CFIB "Disappointed" With City Response to High St. W

Robert Thomas

The issue of High Street and the financial damage that delayed construction has had upon businesses once again came across Council's attention, at Monday evenings meeting, only this time it was silently filed away.

In the back of the agenda package was a letter to Mayor Frasier Tolmie from Jennifer Henshaw, Senior Policy Analyst Prairie with the Canadian Federation of Independent Business (CFIB) thanking Executive Committee for listening to their May 14th presentation plus requesting action in a number of areas.

"We are disappointed that the City failed to take decisive action to address their concerns with the ongoing road construction delays," Henshaw wrote.

The CFIB is still looking for a detailed construction completion plan, improved communications with affected business owners and concrete measures to mitigate the impact of construction delays

The letter gave examples of one business owner who lost $3000 in the month of April and another business that said their customers have just decided to shop elsewhere.

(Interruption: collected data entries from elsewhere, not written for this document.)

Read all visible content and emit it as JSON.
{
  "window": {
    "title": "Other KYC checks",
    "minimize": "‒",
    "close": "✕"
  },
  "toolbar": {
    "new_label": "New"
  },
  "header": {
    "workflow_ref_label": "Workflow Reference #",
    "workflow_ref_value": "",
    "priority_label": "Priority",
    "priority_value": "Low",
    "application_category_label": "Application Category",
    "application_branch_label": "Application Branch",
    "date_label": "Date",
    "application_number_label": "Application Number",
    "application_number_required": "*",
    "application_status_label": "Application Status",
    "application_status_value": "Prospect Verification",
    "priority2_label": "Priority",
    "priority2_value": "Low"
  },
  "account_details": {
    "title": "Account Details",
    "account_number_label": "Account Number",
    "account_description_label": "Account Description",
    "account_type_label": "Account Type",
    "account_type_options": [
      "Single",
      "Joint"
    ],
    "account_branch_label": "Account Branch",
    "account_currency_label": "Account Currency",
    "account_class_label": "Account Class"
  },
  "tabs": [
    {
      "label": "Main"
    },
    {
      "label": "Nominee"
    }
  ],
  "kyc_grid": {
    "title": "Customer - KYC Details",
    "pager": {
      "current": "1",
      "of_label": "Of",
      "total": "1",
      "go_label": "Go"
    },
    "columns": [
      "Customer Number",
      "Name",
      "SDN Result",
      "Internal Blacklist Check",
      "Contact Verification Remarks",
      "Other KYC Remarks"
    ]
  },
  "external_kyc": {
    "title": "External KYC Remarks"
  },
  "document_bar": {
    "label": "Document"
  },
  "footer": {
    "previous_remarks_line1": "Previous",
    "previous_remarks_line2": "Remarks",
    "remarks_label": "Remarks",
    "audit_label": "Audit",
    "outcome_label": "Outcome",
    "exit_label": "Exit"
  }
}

In the area of mitigation, the CFIB asks the City to waive business license, utility and 2018 property taxes for the businesses most severely impacted.

The letter was not discussed nor received and filed by Council but was treated as an information portion of the agenda.

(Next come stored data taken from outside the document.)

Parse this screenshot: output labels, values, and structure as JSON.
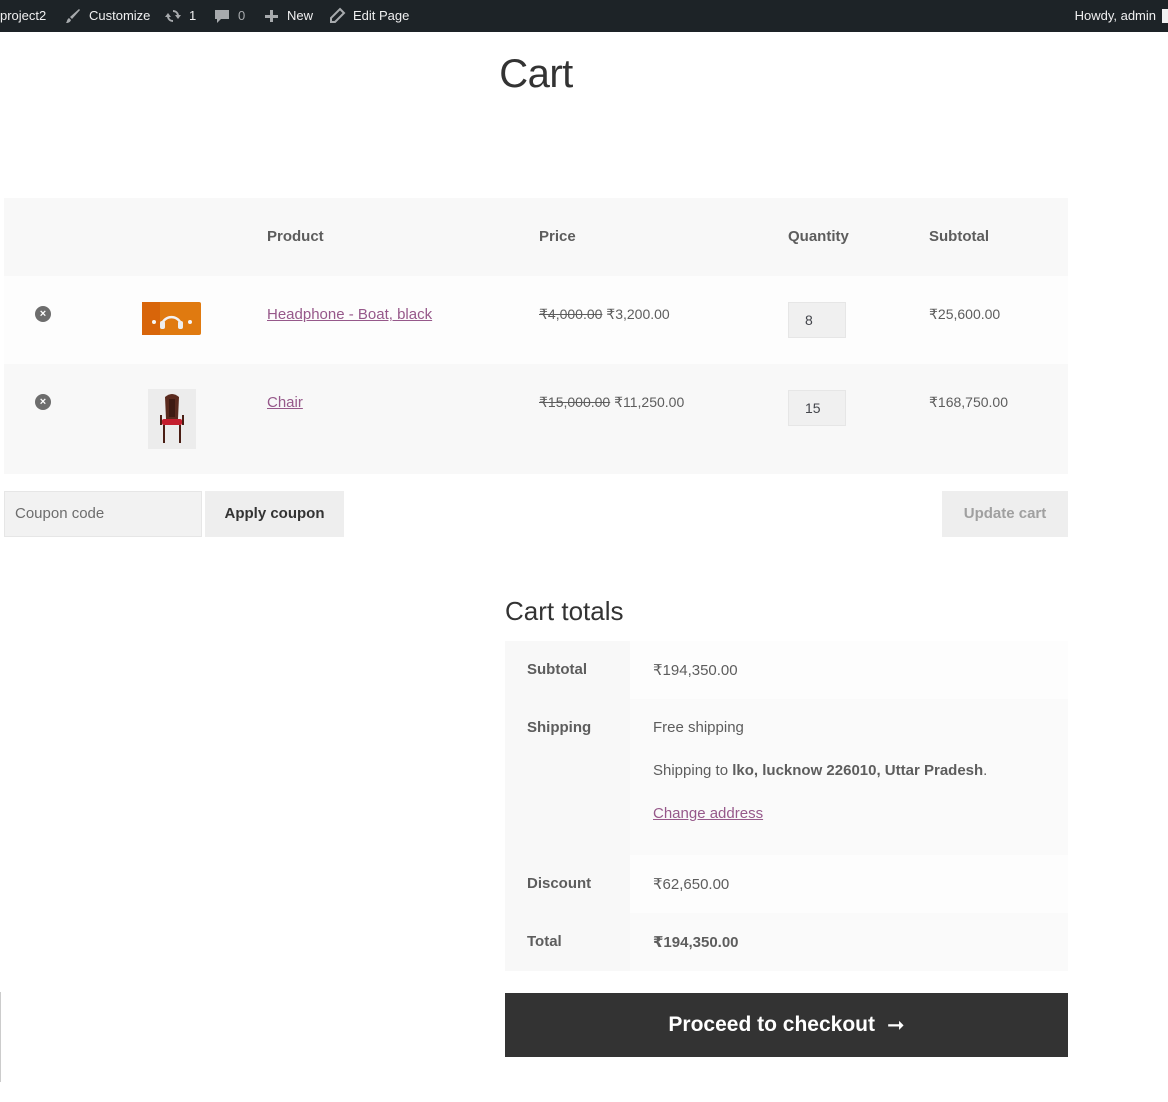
{
  "adminbar": {
    "site_name": "project2",
    "customize": "Customize",
    "updates_count": "1",
    "comments_count": "0",
    "new_label": "New",
    "edit_page": "Edit Page",
    "howdy": "Howdy, admin"
  },
  "page": {
    "title": "Cart"
  },
  "cart": {
    "headers": {
      "product": "Product",
      "price": "Price",
      "quantity": "Quantity",
      "subtotal": "Subtotal"
    },
    "items": [
      {
        "name": "Headphone - Boat, black",
        "regular_price": "₹4,000.00",
        "sale_price": "₹3,200.00",
        "quantity": "8",
        "subtotal": "₹25,600.00"
      },
      {
        "name": "Chair",
        "regular_price": "₹15,000.00",
        "sale_price": "₹11,250.00",
        "quantity": "15",
        "subtotal": "₹168,750.00"
      }
    ],
    "remove_symbol": "×",
    "coupon_placeholder": "Coupon code",
    "apply_coupon": "Apply coupon",
    "update_cart": "Update cart"
  },
  "totals": {
    "title": "Cart totals",
    "subtotal_label": "Subtotal",
    "subtotal_value": "₹194,350.00",
    "shipping_label": "Shipping",
    "shipping_method": "Free shipping",
    "shipping_to_prefix": "Shipping to ",
    "shipping_address": "lko, lucknow 226010, Uttar Pradesh",
    "shipping_to_suffix": ".",
    "change_address": "Change address",
    "discount_label": "Discount",
    "discount_value": "₹62,650.00",
    "total_label": "Total",
    "total_value": "₹194,350.00"
  },
  "checkout": {
    "label": "Proceed to checkout",
    "arrow": "➞"
  },
  "colors": {
    "adminbar_bg": "#1d2327",
    "link": "#96588a",
    "checkout_bg": "#333333",
    "row_alt": "#f8f8f8"
  },
  "icons": [
    "wordpress-site-icon",
    "brush-icon",
    "updates-icon",
    "comment-icon",
    "plus-icon",
    "pencil-icon",
    "remove-icon",
    "arrow-right-icon"
  ]
}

The issue of High Street West is tied to Phase Two of the 20 year cast iron watermain replacement program.

Phase Two included High Street West where there were delays and construction was not completed in 2017.

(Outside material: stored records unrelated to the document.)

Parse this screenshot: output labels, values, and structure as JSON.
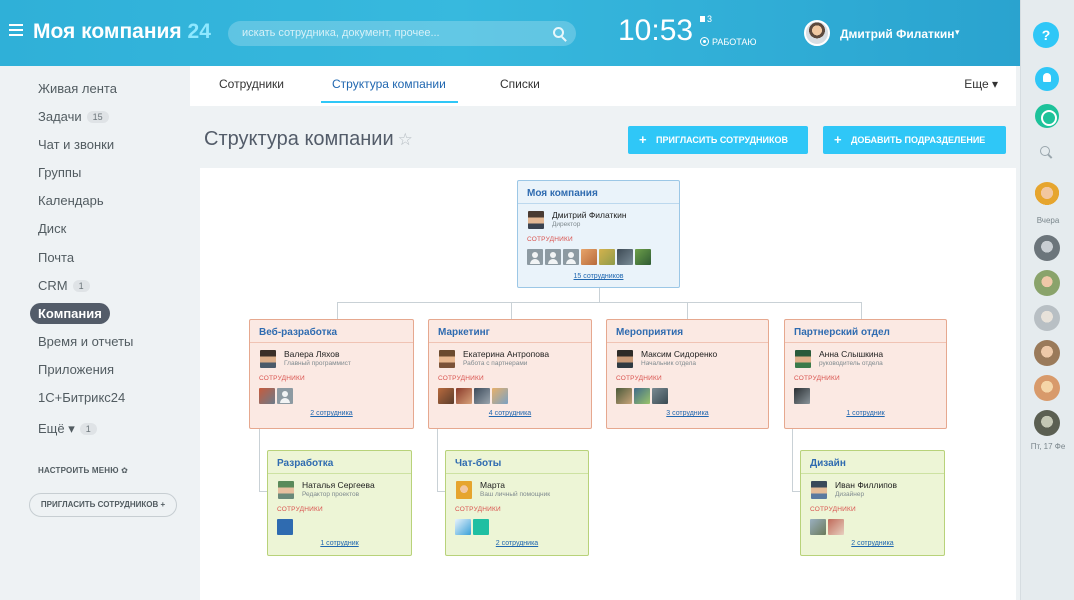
{
  "header": {
    "logo_name": "Моя компания",
    "logo_num": "24",
    "search_placeholder": "искать сотрудника, документ, прочее...",
    "clock": "10:53",
    "flag_count": "3",
    "work_status": "РАБОТАЮ",
    "user_name": "Дмитрий Филаткин",
    "user_caret": "▾"
  },
  "rightbar": {
    "help": "?",
    "label_yesterday": "Вчера",
    "label_date": "Пт, 17 Фе"
  },
  "sidebar": {
    "items": [
      {
        "label": "Живая лента"
      },
      {
        "label": "Задачи",
        "counter": "15"
      },
      {
        "label": "Чат и звонки"
      },
      {
        "label": "Группы"
      },
      {
        "label": "Календарь"
      },
      {
        "label": "Диск"
      },
      {
        "label": "Почта"
      },
      {
        "label": "CRM",
        "counter": "1"
      },
      {
        "label": "Компания"
      },
      {
        "label": "Время и отчеты"
      },
      {
        "label": "Приложения"
      },
      {
        "label": "1С+Битрикс24"
      },
      {
        "label": "Ещё ▾",
        "counter": "1"
      }
    ],
    "setup": "НАСТРОИТЬ МЕНЮ ✿",
    "invite": "ПРИГЛАСИТЬ СОТРУДНИКОВ +"
  },
  "tabs": {
    "items": [
      "Сотрудники",
      "Структура компании",
      "Списки"
    ],
    "more": "Еще ▾"
  },
  "page": {
    "title": "Структура компании",
    "star": "☆",
    "btn_invite": "ПРИГЛАСИТЬ СОТРУДНИКОВ",
    "btn_add": "ДОБАВИТЬ ПОДРАЗДЕЛЕНИЕ",
    "plus": "+"
  },
  "org": {
    "staff_label": "СОТРУДНИКИ",
    "root": {
      "title": "Моя компания",
      "head": "Дмитрий Филаткин",
      "role": "Директор",
      "count": "15 сотрудников"
    },
    "departments": [
      {
        "title": "Веб-разработка",
        "head": "Валера Ляхов",
        "role": "Главный программист",
        "count": "2 сотрудника"
      },
      {
        "title": "Маркетинг",
        "head": "Екатерина Антропова",
        "role": "Работа с партнерами",
        "count": "4 сотрудника"
      },
      {
        "title": "Мероприятия",
        "head": "Максим Сидоренко",
        "role": "Начальник отдела",
        "count": "3 сотрудника"
      },
      {
        "title": "Партнерский отдел",
        "head": "Анна Слышкина",
        "role": "руководитель отдела",
        "count": "1 сотрудник"
      }
    ],
    "subdivisions": [
      {
        "title": "Разработка",
        "head": "Наталья Сергеева",
        "role": "Редактор проектов",
        "count": "1 сотрудник"
      },
      {
        "title": "Чат-боты",
        "head": "Марта",
        "role": "Ваш личный помощник",
        "count": "2 сотрудника"
      },
      {
        "title": "Дизайн",
        "head": "Иван Филлипов",
        "role": "Дизайнер",
        "count": "2 сотрудника"
      }
    ]
  },
  "colors": {
    "accent": "#2fc7f7",
    "root_border": "#9cc7e6",
    "dep_border": "#e6a88f",
    "sub_border": "#b8d27a"
  }
}
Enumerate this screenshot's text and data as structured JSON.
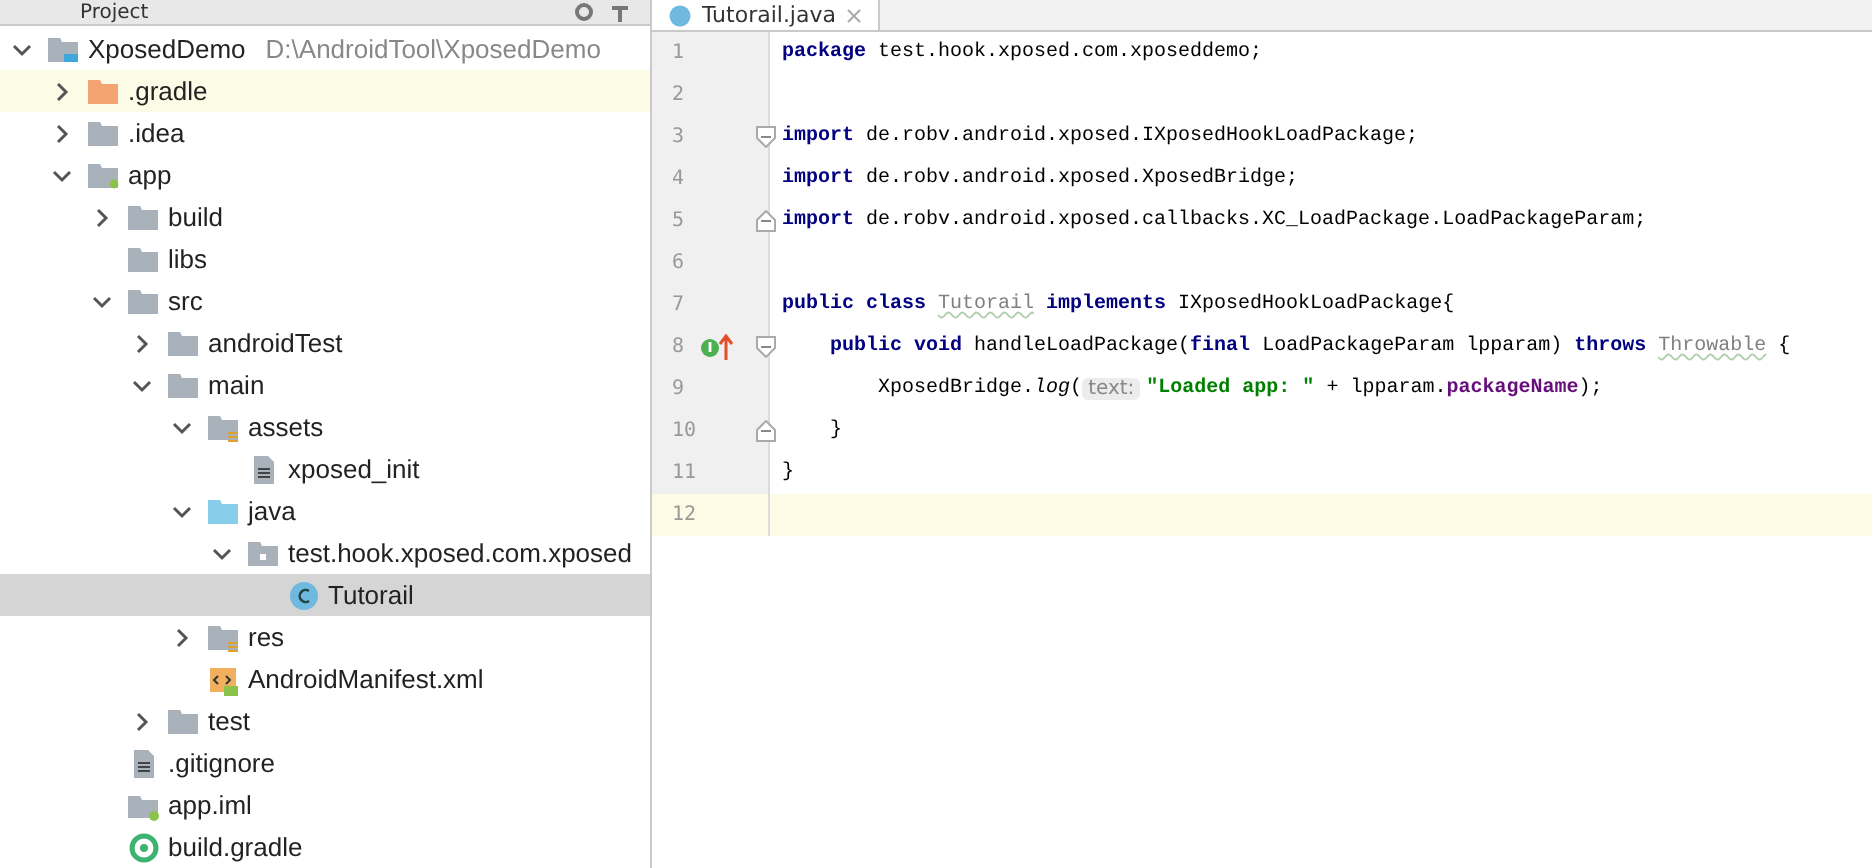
{
  "project_panel": {
    "title": "Project",
    "tree": [
      {
        "label": "XposedDemo",
        "path": "D:\\AndroidTool\\XposedDemo",
        "kind": "project",
        "expanded": true,
        "selected": false,
        "children": [
          {
            "label": ".gradle",
            "kind": "folder-excluded",
            "expanded": false,
            "selected": false,
            "highlighted": true
          },
          {
            "label": ".idea",
            "kind": "folder",
            "expanded": false,
            "selected": false
          },
          {
            "label": "app",
            "kind": "module",
            "expanded": true,
            "selected": false,
            "children": [
              {
                "label": "build",
                "kind": "folder",
                "expanded": false,
                "selected": false
              },
              {
                "label": "libs",
                "kind": "folder",
                "selected": false
              },
              {
                "label": "src",
                "kind": "folder",
                "expanded": true,
                "selected": false,
                "children": [
                  {
                    "label": "androidTest",
                    "kind": "folder",
                    "expanded": false,
                    "selected": false
                  },
                  {
                    "label": "main",
                    "kind": "folder",
                    "expanded": true,
                    "selected": false,
                    "children": [
                      {
                        "label": "assets",
                        "kind": "resource-folder",
                        "expanded": true,
                        "selected": false,
                        "children": [
                          {
                            "label": "xposed_init",
                            "kind": "file",
                            "selected": false
                          }
                        ]
                      },
                      {
                        "label": "java",
                        "kind": "source-folder",
                        "expanded": true,
                        "selected": false,
                        "children": [
                          {
                            "label": "test.hook.xposed.com.xposed",
                            "kind": "package",
                            "expanded": true,
                            "selected": false,
                            "children": [
                              {
                                "label": "Tutorail",
                                "kind": "class",
                                "selected": true
                              }
                            ]
                          }
                        ]
                      },
                      {
                        "label": "res",
                        "kind": "resource-folder",
                        "expanded": false,
                        "selected": false
                      },
                      {
                        "label": "AndroidManifest.xml",
                        "kind": "manifest",
                        "selected": false
                      }
                    ]
                  },
                  {
                    "label": "test",
                    "kind": "folder",
                    "expanded": false,
                    "selected": false
                  }
                ]
              },
              {
                "label": ".gitignore",
                "kind": "file",
                "selected": false
              },
              {
                "label": "app.iml",
                "kind": "module-file",
                "selected": false
              },
              {
                "label": "build.gradle",
                "kind": "gradle",
                "selected": false
              }
            ]
          }
        ]
      }
    ]
  },
  "editor": {
    "tabs": [
      {
        "label": "Tutorail.java",
        "selected": true
      }
    ],
    "lines": [
      {
        "number": "1",
        "current": false,
        "tokens": [
          {
            "kind": "kw",
            "text": "package"
          },
          {
            "kind": "plain",
            "text": " test.hook.xposed.com.xposeddemo;"
          }
        ]
      },
      {
        "number": "2",
        "current": false
      },
      {
        "number": "3",
        "current": false,
        "fold_start": true,
        "tokens": [
          {
            "kind": "kw",
            "text": "import"
          },
          {
            "kind": "plain",
            "text": " de.robv.android.xposed.IXposedHookLoadPackage;"
          }
        ]
      },
      {
        "number": "4",
        "current": false,
        "tokens": [
          {
            "kind": "kw",
            "text": "import"
          },
          {
            "kind": "plain",
            "text": " de.robv.android.xposed.XposedBridge;"
          }
        ]
      },
      {
        "number": "5",
        "current": false,
        "fold_end": true,
        "tokens": [
          {
            "kind": "kw",
            "text": "import"
          },
          {
            "kind": "plain",
            "text": " de.robv.android.xposed.callbacks.XC_LoadPackage.LoadPackageParam;"
          }
        ]
      },
      {
        "number": "6",
        "current": false
      },
      {
        "number": "7",
        "current": false,
        "tokens": [
          {
            "kind": "kw",
            "text": "public class "
          },
          {
            "kind": "unused",
            "text": "Tutorail"
          },
          {
            "kind": "kw",
            "text": " implements "
          },
          {
            "kind": "plain",
            "text": "IXposedHookLoadPackage{"
          }
        ]
      },
      {
        "number": "8",
        "current": false,
        "fold_start": true,
        "override": true,
        "tokens": [
          {
            "kind": "kw",
            "text": "    public void "
          },
          {
            "kind": "plain",
            "text": "handleLoadPackage("
          },
          {
            "kind": "kw",
            "text": "final "
          },
          {
            "kind": "plain",
            "text": "LoadPackageParam lpparam) "
          },
          {
            "kind": "kw",
            "text": "throws "
          },
          {
            "kind": "unused",
            "text": "Throwable"
          },
          {
            "kind": "plain",
            "text": " {"
          }
        ]
      },
      {
        "number": "9",
        "current": false,
        "tokens": [
          {
            "kind": "plain",
            "text": "        XposedBridge."
          },
          {
            "kind": "italic",
            "text": "log"
          },
          {
            "kind": "plain",
            "text": "("
          },
          {
            "kind": "hint",
            "text": "text:"
          },
          {
            "kind": "str",
            "text": "\"Loaded app: \""
          },
          {
            "kind": "plain",
            "text": " + lpparam."
          },
          {
            "kind": "field",
            "text": "packageName"
          },
          {
            "kind": "plain",
            "text": ");"
          }
        ]
      },
      {
        "number": "10",
        "current": false,
        "fold_end": true,
        "tokens": [
          {
            "kind": "plain",
            "text": "    }"
          }
        ]
      },
      {
        "number": "11",
        "current": false,
        "tokens": [
          {
            "kind": "plain",
            "text": "}"
          }
        ]
      },
      {
        "number": "12",
        "current": true
      }
    ]
  }
}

In May, the City took back control of the project from G Ungar Construction, claiming problems such as poor compaction as one of the reasons for doing so. The street was named the Worst Road in Saskatchewan as part of an on-line Canadian Automobile Association poll.

City Engineer Josh Mickelborouh stated it was a project where anything that could go wrong went wrong.

G Ungar Construction disputes the City's claims in why they were released from the project.
Reportedly the legal wrangling continues.